Im Februar 2007 wurde bekannt, dass der → Rotbuch-Verlag durch die bisherigen Eigentümer Irmela und Axel Rütters an die → Eulenspiegel-Verlagsgruppe verkauft wurde. Dies sorgte für reichlich Empörung bei den bisherigen Rotbuch-Autoren, schließlich wurden und werden in der Eulenspiegel-Verlagsgruppe Bücher auch von ehemaligen DDR-Größen wie Egon Krenz oder Markus Wolf verlegt. Bisherige Rotbuch-Autoren wie → Herta Müller oder → Thomas Brasch fühlen sich durch den Verkauf hintergangen und sehen sich, wie es → Peter Schneider im → SPIEGEL formulierte, „im Bett des Todfeinds.“

Der offene Protest einiger namhafter Rotbuch-Autoren führte dazu, dass Eulenspiegel-Verleger Matthias Oehme einigen der Autoren zusicherte, ihnen die Rechte an ihren bisherigen Rotbuch-Veröffentlichungen zurück zu geben. Schließlich, → so Oehme in der „taz“, wolle er „keinen Autor zwingen, im Verlag zu bleiben“. Wie komplex ein solcher Vorgang ist, zeigen die → Ausführen von Verleger Klaus Wagenbach im „Börsenblatt“, der erklärt, warum es 1973 bei der Gründung des Rotbuch-Verlags ein Kündigungsrecht der Autoren gab. Ob dies heute so noch gültig ist, scheint laut Wagenbach unklar zu sein und ein Fall für die Juristen. Da könnte es zum Beispiel darum gehen, ob in den jeweiligen Verträgen eines Rotbuch-Autors eine Kündigungsklausel steht. Jedenfalls zeigt Wagenbach, dass man an das Problem auch ganz ruhig und ohne Aufregung herangehen kann.

Dies ist kurz zusammen gefasst der Hintergrund einer Diskussion, die in der kleinen, und selten feinen Verlagswelt derzeit für Unruhe sorgt. Betroffen davon ist eben auch die Krimiautorin Elisabeth Herrmann, deren Roman „Das Kindermädchen“ 2005 bei Rotbuch erschienen ist. Wie viele andere Rotbuch-Autoren auch, möchte sie ihre Bücher nicht mehr in diesem Verlag veröffentlichen. Das ist verständlich. Letztlich aber ist das alles ein zwar juristisch komplexer, dennoch normaler Vorgang. Der ist für die betroffene Autorin nervenaufreibend und nicht schön, leider kommt so etwas dennoch manchmal vor. Irgendwie aber macht es sich gut, wenn eine Autorenvereinigung, von der man sonst selten hört, eine Resolution verabschiedet und laut „Solidarität!“ schreit. Schließlich hat der Verleger eine Kollegin bedroht. Wie diese Bedrohung genau aussah, erzählt uns der Harry Luck in seinem Artikel nicht.

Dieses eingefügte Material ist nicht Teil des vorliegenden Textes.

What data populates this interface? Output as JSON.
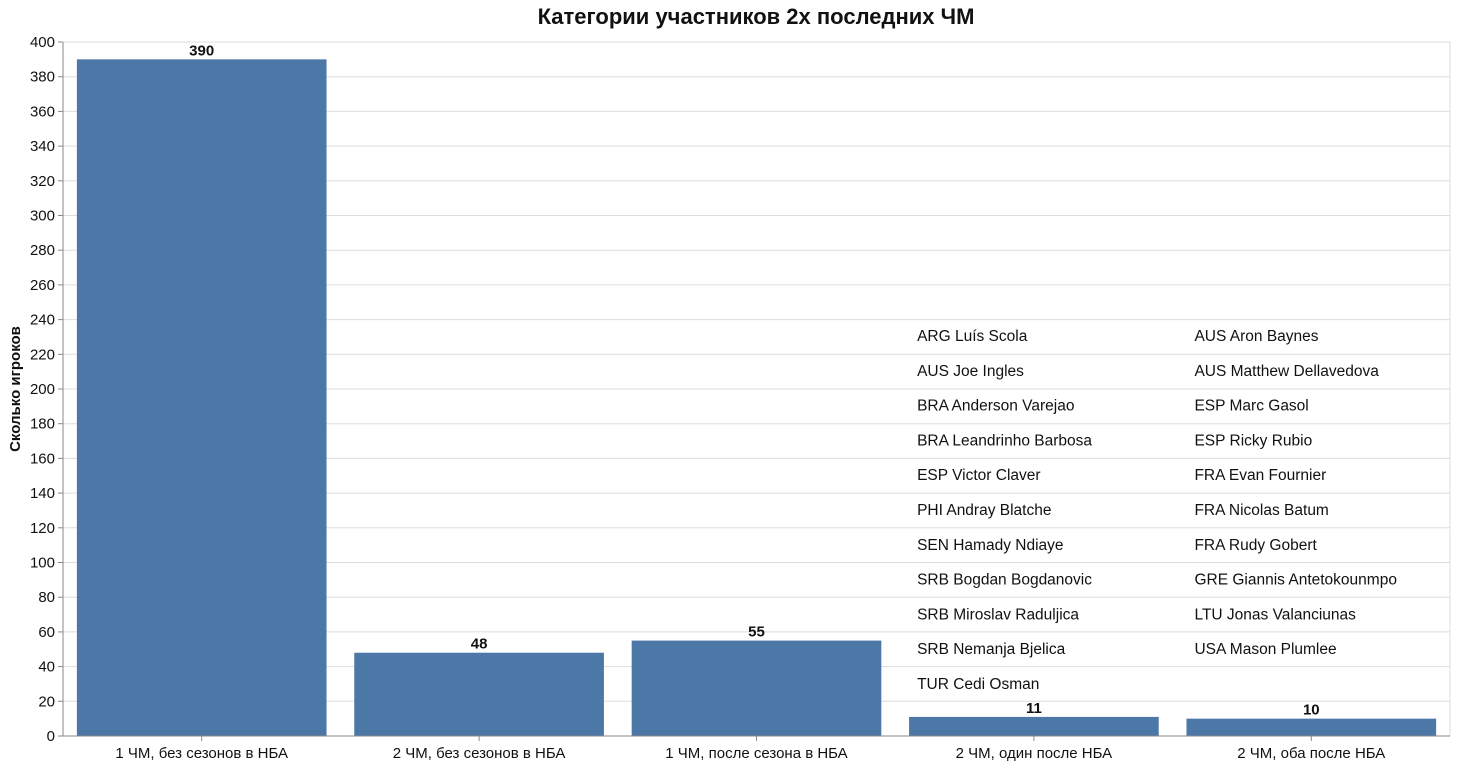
{
  "chart_data": {
    "type": "bar",
    "title": "Категории участников 2х последних ЧМ",
    "ylabel": "Сколько игроков",
    "xlabel": "",
    "ylim": [
      0,
      400
    ],
    "ytick_step": 20,
    "grid": true,
    "color": "#4c78a8",
    "categories": [
      "1 ЧМ, без сезонов в НБА",
      "2 ЧМ, без сезонов в НБА",
      "1 ЧМ, после сезона в НБА",
      "2 ЧМ, один после НБА",
      "2 ЧМ, оба после НБА"
    ],
    "values": [
      390,
      48,
      55,
      11,
      10
    ],
    "annotations": [
      {
        "category": "2 ЧМ, один после НБА",
        "players": [
          "ARG Luís Scola",
          "AUS Joe Ingles",
          "BRA Anderson Varejao",
          "BRA Leandrinho Barbosa",
          "ESP Victor Claver",
          "PHI Andray Blatche",
          "SEN Hamady Ndiaye",
          "SRB Bogdan Bogdanovic",
          "SRB Miroslav Raduljica",
          "SRB Nemanja Bjelica",
          "TUR Cedi Osman"
        ]
      },
      {
        "category": "2 ЧМ, оба после НБА",
        "players": [
          "AUS Aron Baynes",
          "AUS Matthew Dellavedova",
          "ESP Marc Gasol",
          "ESP Ricky Rubio",
          "FRA Evan Fournier",
          "FRA Nicolas Batum",
          "FRA Rudy Gobert",
          "GRE Giannis Antetokounmpo",
          "LTU Jonas Valanciunas",
          "USA Mason Plumlee"
        ]
      }
    ]
  }
}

Genauso wenig erklärt uns der Harry Luck warum, wie die Überschrift suggeriert, die Krimiautoren einen Verleger angreifen. Genau das tun sie nämlich nicht, sondern sie solidarisieren sich öffentlichkeitswirksam mit einer Kollegin, die nach ihren Aussagen angegriffen wurde. Diese Solidaritätserklärung wirkt allerdings so, als wolle man sich an die Aufregung um den Rotbuch-Verkauf einfach mal dran hängen. Zudem bleibt die Frage, ob eine etwas leisere, dezentere Herangehensweise für Frau Herrman nicht nützlicher und vor allem nervenschonender gewesen wäre. Vielleicht sollten ihr die „Syndikats“-Kollegen einfach einen guten Rechtsanwalt suchen und sie eher von der Öffentlichkeit abschotten, als sie auch noch durch unverständliche, journalistische Texte bei FOCUS Online ins Rampenlicht zu zerren. Und vielleicht sollte der Harry Luck einfach mal den Wagen holen.